9.4 Data Retention Policy

Personal data shall not be retained for longer than is necessary, the Charity shall put in place an archiving policy for each area in which personal data is processed and review this process annually. The ok archiving policy shall consider what data should/must be retained, for how long and why.

  1. Third Party Access to Data

Under no circumstance will the Charity share with, sell or otherwise make available to Third Parties any personal data except where it is necessary and unavoidable to do so in pursuit of its charitable objects as authorised by the Data Controller e.g data shared as part of a criminal investigation or safeguarding incident. Whenever possible, data subjects will be informed in advance of the necessity to share their personal data with a Third Party in pursuit of the Charity’s objects. Before sharing personal data with a Third Party the Charity will take all reasonable steps to verify that the Third Party is, itself, compliant with the provisions of the UK-GDPR and confirmed in a written contract.
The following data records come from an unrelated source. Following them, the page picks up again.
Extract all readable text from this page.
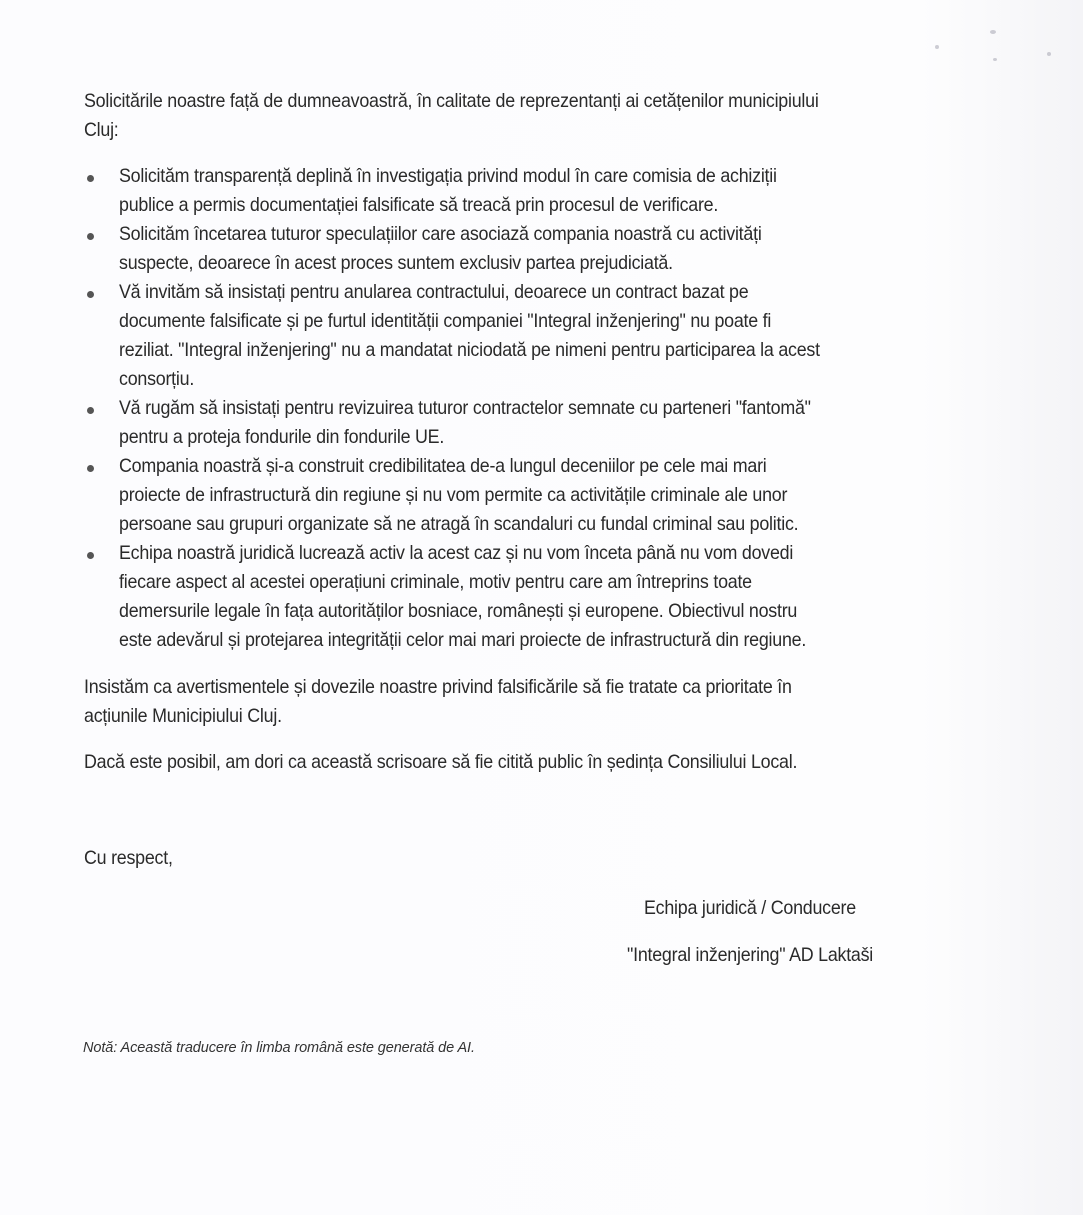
Solicitările noastre față de dumneavoastră, în calitate de reprezentanți ai cetățenilor municipiului
Cluj:
Solicităm transparență deplină în investigația privind modul în care comisia de achiziții
publice a permis documentației falsificate să treacă prin procesul de verificare.
Solicităm încetarea tuturor speculațiilor care asociază compania noastră cu activități
suspecte, deoarece în acest proces suntem exclusiv partea prejudiciată.
Vă invităm să insistați pentru anularea contractului, deoarece un contract bazat pe
documente falsificate și pe furtul identității companiei "Integral inženjering" nu poate fi
reziliat. "Integral inženjering" nu a mandatat niciodată pe nimeni pentru participarea la acest
consorțiu.
Vă rugăm să insistați pentru revizuirea tuturor contractelor semnate cu parteneri "fantomă"
pentru a proteja fondurile din fondurile UE.
Compania noastră și-a construit credibilitatea de-a lungul deceniilor pe cele mai mari
proiecte de infrastructură din regiune și nu vom permite ca activitățile criminale ale unor
persoane sau grupuri organizate să ne atragă în scandaluri cu fundal criminal sau politic.
Echipa noastră juridică lucrează activ la acest caz și nu vom înceta până nu vom dovedi
fiecare aspect al acestei operațiuni criminale, motiv pentru care am întreprins toate
demersurile legale în fața autorităților bosniace, românești și europene. Obiectivul nostru
este adevărul și protejarea integrității celor mai mari proiecte de infrastructură din regiune.
Insistăm ca avertismentele și dovezile noastre privind falsificările să fie tratate ca prioritate în
acțiunile Municipiului Cluj.
Dacă este posibil, am dori ca această scrisoare să fie citită public în ședința Consiliului Local.
Cu respect,
Echipa juridică / Conducere
"Integral inženjering" AD Laktaši
Notă: Această traducere în limba română este generată de AI.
The contract will specify that:

  1. The Charity is the owner of the data.
  2. The Third Party will hold and process all data shared with it exclusively as specified by the instructions of the Data Controller.
  3. The Third Party will not use the data for its own purposes
  4. The Third Party will adopt prevailing industry standard best practice to ensure that the data are held securely and protected from theft, corruption, or loss.
  5. The Third Party will be responsible for the consequences of any theft, breach, corruption, or loss of the Charity’s data (including any fines or other penalties imposed by the Information Commissioner’s Office) unless such theft, breach, corruption, or loss was a direct and unavoidable consequence of the Third Party complying with the data processing instructions of the Data Controller.
  6. The Third Party will not share the data, or the results of any analysis or other processing of the data with any other party without the explicit written permission of the Data Controller.
  7. The Third Party will securely delete all data that it holds on behalf of the Charity once the purpose of processing the data has been accomplished.
  8. Data Breach

        In the event that any data  breach comes to th attention of the Data Controller the Data Controller will notify the Chair of Trustees immediately and the       Information Commission’s Office and the Charity Commission within 72 hours. If full details of the nature and consequences of the data breach are not immediately accessible to the Data Controller’s  Office and the Charity Commission within 72 hours the Data Controller will bring that to the attention of the Information Commissioner’s Office and undertake to forward the relevant information as soon as it becomes available.

  1. Privacy Policy & Privacy Notices

The Charity will have a Privacy Policy and appropriate Privacy Notices which it will make available.